On October 25th  an invitation-only crowd celebrating the artist Theaster Gates filled the Rose Bar at the Gramercy Park Hotel with art, fashion and buzz. Gates has been commissioned as the artist who will create the visual identity for the 2012 Armory Show, to be held March 8th-11th in New York.  Gates’s visual identity work will be used in the design for the exhibition catalog, VIP brochure and bag, and all printed materials.  The artist is also producing a limited edition work which will be sold at the pier show.  Although fairly new to the art scene, Gates, who identifies himself as “artist and cultural planner,” has become a darling of the international art world; he was included in the 2010 Whitney Biennial; in October his solo exhibition, An Epitaph for Civil Rights, opened at Museum of Contemporary Art in Los Angeles; and among upcoming exhibitions, “Feast: Radical Hospitality and Contemporary Art” is planned for February at Chicago’s Smart Museum.

What distinguishes Gates is the breadth of his activities – and hybridity between disciplines of sculpture, art and planning. His largest work (2009) is the Dorcester Project in which the artist acquired an abandoned property on Chicago’s South Side. Aiming to revitalize the neighborhood,  he has developed four buildings into affordable housing for artists, a Japanese “soul-food kitchen”, and a performance space for concerts and readings.
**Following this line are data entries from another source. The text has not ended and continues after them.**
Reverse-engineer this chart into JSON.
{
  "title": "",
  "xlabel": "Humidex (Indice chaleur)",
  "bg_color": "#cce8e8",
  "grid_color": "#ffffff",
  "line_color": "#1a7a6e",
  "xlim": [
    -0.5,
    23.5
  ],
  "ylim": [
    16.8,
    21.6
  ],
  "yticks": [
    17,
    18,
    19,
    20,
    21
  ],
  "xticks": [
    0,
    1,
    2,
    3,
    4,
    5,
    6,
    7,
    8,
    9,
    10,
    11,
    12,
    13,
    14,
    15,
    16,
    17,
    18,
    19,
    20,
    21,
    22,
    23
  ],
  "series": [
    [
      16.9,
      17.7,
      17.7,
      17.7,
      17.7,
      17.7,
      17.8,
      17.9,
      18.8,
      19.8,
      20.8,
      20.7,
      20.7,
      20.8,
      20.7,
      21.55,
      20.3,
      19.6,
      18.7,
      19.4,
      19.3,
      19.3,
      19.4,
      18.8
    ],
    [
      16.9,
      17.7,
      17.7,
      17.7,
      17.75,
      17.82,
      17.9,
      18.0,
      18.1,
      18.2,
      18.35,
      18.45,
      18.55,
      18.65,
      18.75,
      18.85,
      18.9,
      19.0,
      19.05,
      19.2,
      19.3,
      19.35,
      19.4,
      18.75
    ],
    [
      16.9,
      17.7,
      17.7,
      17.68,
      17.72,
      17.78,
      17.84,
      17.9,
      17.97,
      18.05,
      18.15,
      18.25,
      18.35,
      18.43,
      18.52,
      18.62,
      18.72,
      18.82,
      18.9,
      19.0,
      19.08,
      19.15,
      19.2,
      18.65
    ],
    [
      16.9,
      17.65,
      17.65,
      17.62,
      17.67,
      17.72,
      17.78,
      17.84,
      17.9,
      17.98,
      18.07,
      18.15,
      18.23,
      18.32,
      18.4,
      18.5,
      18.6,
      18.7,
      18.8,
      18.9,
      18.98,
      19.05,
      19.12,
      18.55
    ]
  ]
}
He notes, “I use the site and materials of the predominantly Black South Side, or the “forgotten city” [of Chicago] as an epitaph for Civil Rights and for historical and political redemption.”

The socially responsible and multidisciplinary nature of his work is part of an emerging movement among artists and designers channeling some of their energy into actively working to bring attention to pressing social issues such as poverty, famine and water resources. A number are also using their art to call attention to crises and disaster areas,  as well as working directly with members of developing countries to create works of art.  Like the renovation of the 9th Ward in New Orleans,  Gates is generating a transformative act within a blighted neighborhood.
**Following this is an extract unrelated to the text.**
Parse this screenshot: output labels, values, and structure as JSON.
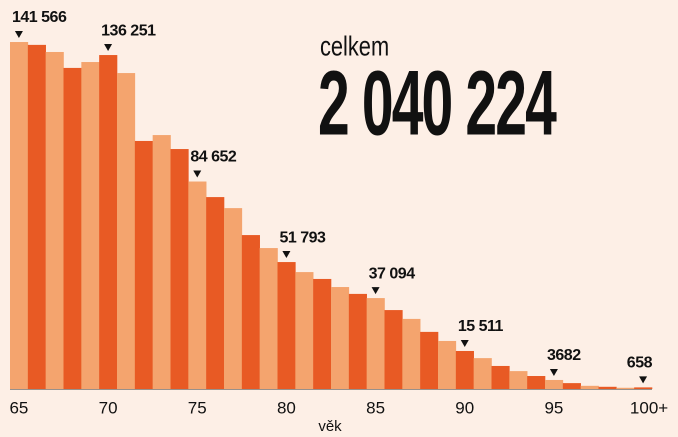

His sculpture comes from the historic history of the Dorchester buildings, physically and metaphorically. Gates observes a parallel between curiosity and creating: “I cannot separate my interest in these structures from the objects that I make.” This is an apt description also of his recent sculptural series, ironically titled “In the Event of a Race Riot.” The work (which hangs like paintings on walls) consists of repurposed wood frames taken from the Dorcester buildings. Each framed box encloses rolled or gathered fire hose that was decommissioned and used to restrain civil rights protesters in the 1960s.

Throughout his life Gates has been fascinated by pottery, particularly based on historic Asian traditions combined with elements of Buddhism. Not only does he turn ceramics on the wheel, he has made a series of watercolors based on Japanese pottery, inscribed in gold with references to Black culture. “To Speculate Darkly” is a musical, poetic performance by Gates and two of the members of the ensemble“Black Monks of Mississippi,” that he has performed in various places including Anderson Ranch in Colorado last summer. The performance centers on the story of Dave Drake, known as Dave the Potter, an African slave who inscribed his pots with couplets, and whose work is highly sought after today.

Theaster Gates  is a seemingly unusual choice for a commercial venture like the Armory Show as he puts a large portion of his sales back into the Dorcester project.  Given his wide-ranging interests and embracing of so many different media and aspects of art-making, it is very encouraging that the Armory Show 2012 has chosen Gates as its visual “representative.” By doing so it is reflecting a return to politically-based work, and a strong message of art’s transformative ability beyond mere commerce and sales results.